Tsinghua University, Xi’s alma mater, where students protested Sunday, and other schools in Beijing and the southern province of Guangdong said they were protecting students from COVID-19. But dispersing them to far-flung hometowns also reduces the likelihood of more activism following protests at campuses last weekend.

Some universities arranged buses to take students to train stations. They said classes and final exams would be conducted online.

“We will arrange for willing students to return to their hometowns,” Beijing Forestry University said on its website. It said its faculty and students all tested negative for the virus.

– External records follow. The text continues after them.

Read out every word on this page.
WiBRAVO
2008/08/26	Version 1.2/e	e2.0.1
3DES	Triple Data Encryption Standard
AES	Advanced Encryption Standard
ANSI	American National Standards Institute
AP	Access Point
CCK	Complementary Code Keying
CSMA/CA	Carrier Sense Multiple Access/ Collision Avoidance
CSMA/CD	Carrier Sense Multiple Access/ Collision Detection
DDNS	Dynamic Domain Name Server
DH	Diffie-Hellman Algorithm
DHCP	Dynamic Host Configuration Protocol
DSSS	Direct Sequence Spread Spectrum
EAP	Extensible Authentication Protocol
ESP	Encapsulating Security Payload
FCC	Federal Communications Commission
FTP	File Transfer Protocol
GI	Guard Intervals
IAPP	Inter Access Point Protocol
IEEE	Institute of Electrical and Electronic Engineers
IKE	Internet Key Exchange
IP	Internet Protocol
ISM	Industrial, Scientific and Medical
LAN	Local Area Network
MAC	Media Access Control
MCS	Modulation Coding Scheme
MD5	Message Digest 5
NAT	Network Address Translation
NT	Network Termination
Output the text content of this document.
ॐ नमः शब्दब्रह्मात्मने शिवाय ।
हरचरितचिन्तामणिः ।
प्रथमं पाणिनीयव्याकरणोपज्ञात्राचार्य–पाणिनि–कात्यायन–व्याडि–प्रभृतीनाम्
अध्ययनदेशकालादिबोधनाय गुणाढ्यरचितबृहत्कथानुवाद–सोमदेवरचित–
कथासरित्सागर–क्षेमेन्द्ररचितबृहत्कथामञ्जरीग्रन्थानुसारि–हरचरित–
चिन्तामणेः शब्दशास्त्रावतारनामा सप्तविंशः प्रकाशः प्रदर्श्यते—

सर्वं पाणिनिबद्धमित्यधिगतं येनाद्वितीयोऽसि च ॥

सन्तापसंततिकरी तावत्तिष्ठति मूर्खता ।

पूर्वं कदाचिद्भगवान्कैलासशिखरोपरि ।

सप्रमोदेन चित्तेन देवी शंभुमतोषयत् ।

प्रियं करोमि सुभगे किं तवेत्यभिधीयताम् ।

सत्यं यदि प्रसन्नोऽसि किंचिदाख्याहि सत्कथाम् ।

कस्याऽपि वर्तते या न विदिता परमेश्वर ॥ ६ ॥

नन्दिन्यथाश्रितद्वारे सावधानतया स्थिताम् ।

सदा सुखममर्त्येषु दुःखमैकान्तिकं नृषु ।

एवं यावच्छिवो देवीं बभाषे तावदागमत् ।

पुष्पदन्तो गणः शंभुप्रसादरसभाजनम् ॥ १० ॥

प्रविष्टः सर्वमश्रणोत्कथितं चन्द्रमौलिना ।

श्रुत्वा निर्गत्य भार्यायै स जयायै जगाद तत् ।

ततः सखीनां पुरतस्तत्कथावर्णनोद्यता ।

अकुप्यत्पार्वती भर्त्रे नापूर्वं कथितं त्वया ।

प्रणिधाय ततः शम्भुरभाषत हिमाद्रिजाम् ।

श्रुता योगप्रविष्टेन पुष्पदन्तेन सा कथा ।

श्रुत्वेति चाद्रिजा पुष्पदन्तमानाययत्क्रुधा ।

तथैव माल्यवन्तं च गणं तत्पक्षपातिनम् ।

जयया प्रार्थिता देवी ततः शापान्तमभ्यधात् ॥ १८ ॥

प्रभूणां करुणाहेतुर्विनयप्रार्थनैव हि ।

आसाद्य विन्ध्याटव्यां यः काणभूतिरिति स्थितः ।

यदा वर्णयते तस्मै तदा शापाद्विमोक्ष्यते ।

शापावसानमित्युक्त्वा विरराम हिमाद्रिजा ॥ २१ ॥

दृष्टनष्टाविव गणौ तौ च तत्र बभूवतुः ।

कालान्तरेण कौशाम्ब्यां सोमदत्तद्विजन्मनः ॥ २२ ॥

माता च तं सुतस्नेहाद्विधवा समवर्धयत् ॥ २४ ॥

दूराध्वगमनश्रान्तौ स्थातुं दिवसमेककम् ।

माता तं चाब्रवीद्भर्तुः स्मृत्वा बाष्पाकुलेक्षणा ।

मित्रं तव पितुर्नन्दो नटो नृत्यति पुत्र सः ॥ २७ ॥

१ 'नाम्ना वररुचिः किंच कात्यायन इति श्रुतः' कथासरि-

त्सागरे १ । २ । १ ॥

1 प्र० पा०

Authorities have ordered mass testing and imposed other controls in areas across China following a spike in infections. But the move to disperse students was unusual at a time when many cities are telling the public to avoid travel and imposing controls on movement.

In Hong Kong, about 50 students from mainland China protested Monday at the Chinese University of Hong Kong in a show of support for people on the mainland. They lit candles and chanted, “No PCR tests but freedom!” and “Oppose dictatorship, don’t be slaves!”